No contexto mais contemporâneo das discussões sobre as mudanças climáticas, são apresentados outros termos para a discussão sobre a sustentabilidade: perigo, risco, vulnerabilidade, mitigação, adaptação e resiliência. Vulnerabilidade é vista como o outro lado da sustentabilidade (o aumento da primeira implica a diminuição da segunda).
- Em face de perigos ou danos, mitigação e adaptação são ações para o ajustamento e a retomada da sustentabilidade. Sociedades vulneráveis são aquelas mais suscetíveis aos perigos e às incertezas; sociedades sustentáveis são as que conseguem lidar com certo grau de incerteza e insegurança, implementando ações que tendem a garantir sua estabilidade ao longo do tempo. A resiliência da sociedade e do ambiente, a um só tempo, aparece como um requisito para a sustentabilidade.

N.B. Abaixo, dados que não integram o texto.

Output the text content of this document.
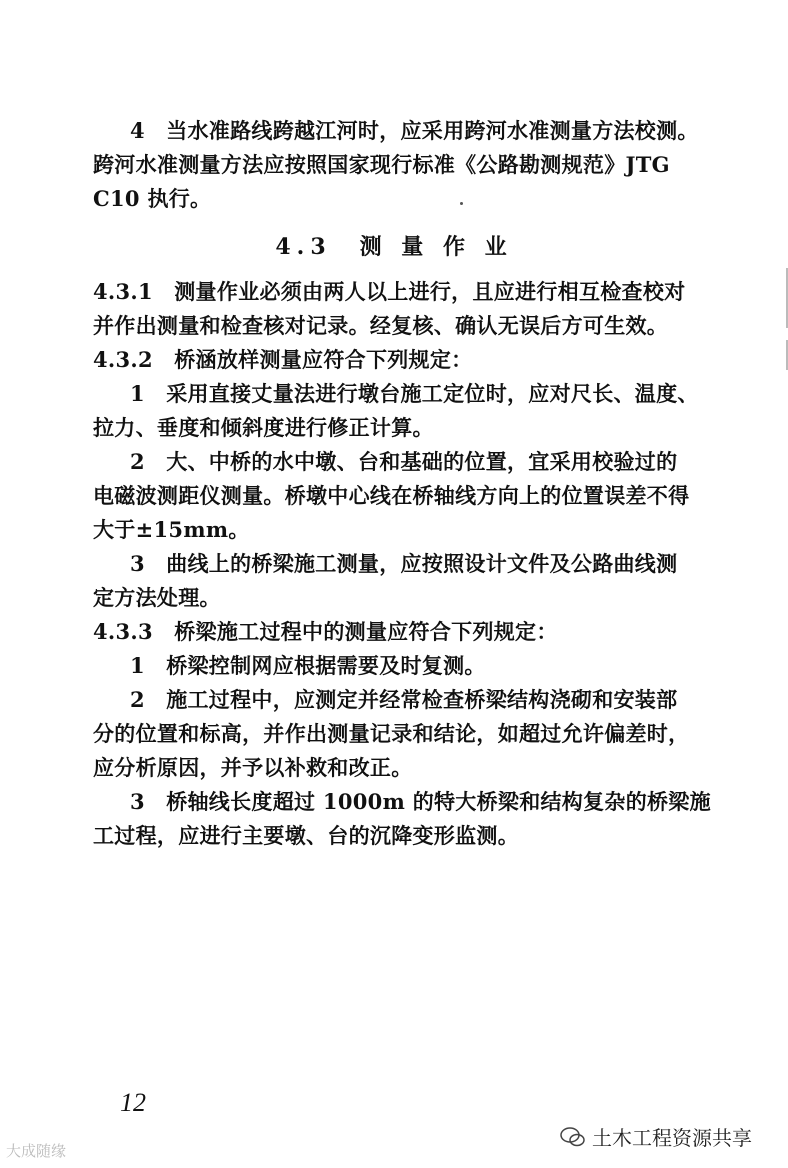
4　当水准路线跨越江河时，应采用跨河水准测量方法校测。
跨河水准测量方法应按照国家现行标准《公路勘测规范》JTG
C10 执行。
4.3　测 量 作 业
4.3.1　测量作业必须由两人以上进行，且应进行相互检查校对
并作出测量和检查核对记录。经复核、确认无误后方可生效。
4.3.2　桥涵放样测量应符合下列规定：
1　采用直接丈量法进行墩台施工定位时，应对尺长、温度、
拉力、垂度和倾斜度进行修正计算。
2　大、中桥的水中墩、台和基础的位置，宜采用校验过的
电磁波测距仪测量。桥墩中心线在桥轴线方向上的位置误差不得
大于±15mm。
3　曲线上的桥梁施工测量，应按照设计文件及公路曲线测
定方法处理。
4.3.3　桥梁施工过程中的测量应符合下列规定：
1　桥梁控制网应根据需要及时复测。
2　施工过程中，应测定并经常检查桥梁结构浇砌和安装部
分的位置和标高，并作出测量记录和结论，如超过允许偏差时，
应分析原因，并予以补救和改正。
3　桥轴线长度超过 1000m 的特大桥梁和结构复杂的桥梁施
工过程，应进行主要墩、台的沉降变形监测。
12
大成随缘
土木工程资源共享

Assim como nos capítulos anteriores, a composição de temas e abordagens demográficas aos da ecologia humana e da geografia, por exemplo, é uma marca importante no texto, tornando impossível pensar a sustentabilidade sem refletir sobre o mundo em que vivemos e colocando o campo de População e Ambiente na fronteira do interdisciplinar, do transdisciplinar, como se deveria esperar. Porém, é lançado aos demógrafos um desafio:
- Já está na hora de assumirmos uma demografia ambiental, que contribua de forma sistemática para a compreensão e construção de um mundo sustentável. Esse é um esforço coletivo para o futuro que agrega à reflexão ambiental um olhar propriamente demográfico... (p. 96)
Ainda que não enveredem pela discussão epistemológica, os autores tocam em um sensível e virtualmente paradoxal problema de definição de campos. Assumir uma Demografia Ambiental na qual, infiro, ambiente não se confunda com natureza (ou meio), mas sim evoque a reflexão mais abrangente sobre o espaço, requer que seja dado um passo adiante, a partir da experiência dos estudos de População e Ambiente.
- Porém, População e Ambiente pode ser visto como um campo que, ao se projetar para além dos limites da Demografia, não se caracteriza como propriamente demográfico, apesar de basear-se no estudo dos componentes da dinâmica demográfica. O clamado olhar demográfico bastaria para constituir a especificidade da Demografia Ambiental?